Título: Política externa não muda, apesar de arroubos
Autor: Fernandes, Diana e Oliveira, Eliane
Fonte: O Globo, 10/06/2007, O País, p. 8

Especialista afirma que "diplomacia brasileira está sendo muito lenta nas respostas e, quando responde, é pouco firme".

NOVA DÉLHI e BRASÍLIA. Na viagem à Índia semana passada, considerada uma das mais importantes do calendário da diplomacia brasileira este ano, o presidente Luiz Inácio Lula da Silva não teve sossego com as confusões do presidente da Venezuela, Hugo Chávez, na polêmica com o Congresso brasileiro. E assim tem sido neste segundo mandato. Lula tem um problema atrás do outro, ora com Chávez ora com Evo Morales, o também controverso presidente da Bolívia, e, por vezes, com o regime de Fidel Castro.

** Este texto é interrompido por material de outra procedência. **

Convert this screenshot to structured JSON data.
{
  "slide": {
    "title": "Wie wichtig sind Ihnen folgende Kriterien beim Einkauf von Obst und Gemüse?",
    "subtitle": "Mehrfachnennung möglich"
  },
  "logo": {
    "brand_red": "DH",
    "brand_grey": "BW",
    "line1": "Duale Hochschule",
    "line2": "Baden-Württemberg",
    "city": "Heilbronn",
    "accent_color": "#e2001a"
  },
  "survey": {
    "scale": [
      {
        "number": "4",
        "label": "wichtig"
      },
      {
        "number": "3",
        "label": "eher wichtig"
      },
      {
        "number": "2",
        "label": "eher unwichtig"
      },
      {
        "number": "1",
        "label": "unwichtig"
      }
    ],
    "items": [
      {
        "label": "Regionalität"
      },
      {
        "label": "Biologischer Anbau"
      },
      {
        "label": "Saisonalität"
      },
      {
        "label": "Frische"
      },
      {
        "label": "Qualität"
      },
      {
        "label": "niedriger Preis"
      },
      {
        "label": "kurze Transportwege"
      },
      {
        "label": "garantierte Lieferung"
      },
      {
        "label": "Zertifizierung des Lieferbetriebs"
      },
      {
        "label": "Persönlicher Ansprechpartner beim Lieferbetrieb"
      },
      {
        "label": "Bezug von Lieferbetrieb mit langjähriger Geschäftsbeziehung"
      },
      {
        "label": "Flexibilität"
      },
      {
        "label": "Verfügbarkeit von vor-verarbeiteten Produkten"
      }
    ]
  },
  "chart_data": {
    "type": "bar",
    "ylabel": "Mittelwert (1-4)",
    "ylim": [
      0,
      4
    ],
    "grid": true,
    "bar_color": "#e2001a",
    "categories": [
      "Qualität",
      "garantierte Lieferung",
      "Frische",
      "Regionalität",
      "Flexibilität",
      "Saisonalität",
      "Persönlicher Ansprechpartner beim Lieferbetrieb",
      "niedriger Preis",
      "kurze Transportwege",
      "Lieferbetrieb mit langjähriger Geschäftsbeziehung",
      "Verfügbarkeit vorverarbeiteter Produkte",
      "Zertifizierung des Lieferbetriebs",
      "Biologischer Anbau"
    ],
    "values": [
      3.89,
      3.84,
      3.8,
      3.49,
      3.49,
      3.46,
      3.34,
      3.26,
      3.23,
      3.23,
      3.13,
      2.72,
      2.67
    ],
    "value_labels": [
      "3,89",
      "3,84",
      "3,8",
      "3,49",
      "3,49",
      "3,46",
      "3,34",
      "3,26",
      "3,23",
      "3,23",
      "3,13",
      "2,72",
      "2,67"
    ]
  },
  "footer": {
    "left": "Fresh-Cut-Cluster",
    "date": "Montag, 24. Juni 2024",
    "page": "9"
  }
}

- A diplomacia brasileira está sendo muito lenta nas respostas e, quando responde, é pouco firme - critica o cientista político Ricardo Caldas.

Para ele, o rumo da política externa brasileira está equivocado. Lula tem dado pouca importância a mercados como o americano e o europeu:

- O Brasil é muito preso ao Mercosul e à África, que ainda não respondeu às investidas de integração de Lula.

"Quanto mais próximos de um país ou bloco, mais brigas"

Fora uma ou outra reação um pouco acima do tom, a ordem é manter como está a política externa do Brasil para a América Latina. Lula não quer e não vai comprar briga com Chávez, pelo menos por enquanto. Na prática, porém, está retomando uma agenda mais ofensiva voltada para o continente. Em agosto, visitará países da América Central e do Caribe, além do México. Segundo o ministro de Relações Exteriores, Celso Amorim, trata-se de reforçar a integração política e comercial da região.

Mas a ida de Lula a países geograficamente próximos da Venezuela - e alguns sob certa influência do país de Chávez - é vista no governo como uma tentativa de ampliar seus espaços na região. Outra linha de ação programada pelo presidente é aproximar o Brasil dos Tigres Asiáticos (Taiwan, Cingapura, Coréia do Sul, Hong Kong, Malásia, Tailândia e Indonésia), mercado inexplorado pelo governo Lula. A idéia é aumentar as relações com outros blocos, demonstrando assim que a integração pretendida não se resume apenas ao hemisfério Sul.

- Quanto mais próximos estamos de um país ou bloco, mais brigas surgem. Que ninguém imagine que os líderes dessas nações devem se comportar como rainhas da Inglaterra. Estamos prontos para responder, se sentirmos que há interferência em nossos assuntos internos - disse uma fonte da área diplomática.

No Planalto, a visão do presidente e de seu assessor para assuntos internacionais, Marco Aurélio Garcia, é mais contemporizadora em relação ao que chamam, internamente, de arroubos verbais de Chávez e Morales em relação ao Brasil. Garcia lembra que pouco depois de Chávez criticar a estratégia do Brasil de ampliar e exportar a produção de etanol - com alegação semelhante a de Fidel, de que a cana de açúcar substituirá a plantação de alimentos -, o governo venezuelano fechou a compra, nos próximos dez anos, de US$300 milhões do biocombustível brasileiro.

- Essas brigas na região não devem ser motivo para rever a política externa. Mesmo porque os interesses econômicos se sobrepõem à questão política - disse o professor de Relações Internacionais da Universidade de Brasília, Virgílio Arraes.

No Itamaraty, desejo é de reações mais duras

Chávez terminou se desdizendo, disse Garcia, que considera importante para o governo Lula manter nos mesmos níveis as atuais relações com a Venezuela e com a Bolívia. Mesmo com arroubos autoritários dos vizinhos, prevalece no governo e no PT o entendimento de que são governantes eleitos pelo povo. Sobre o fechamento do canal de TC RCTV, Garcia comentou, durante a visita de Lula à Índia:

- Podemos até questionar do ponto de vista político, mas ele (Chávez) não fez nada ilegal.

No Itamaraty, há uma avaliação mais crítica e severa por parte de diplomatas importantes. É muito comum ouvir que o venezuelano se supera a cada nova confusão e que já teria chegado a hora de Lula ter reações mais afirmativas e enérgicas para se contrapor ao comportamento de Chávez.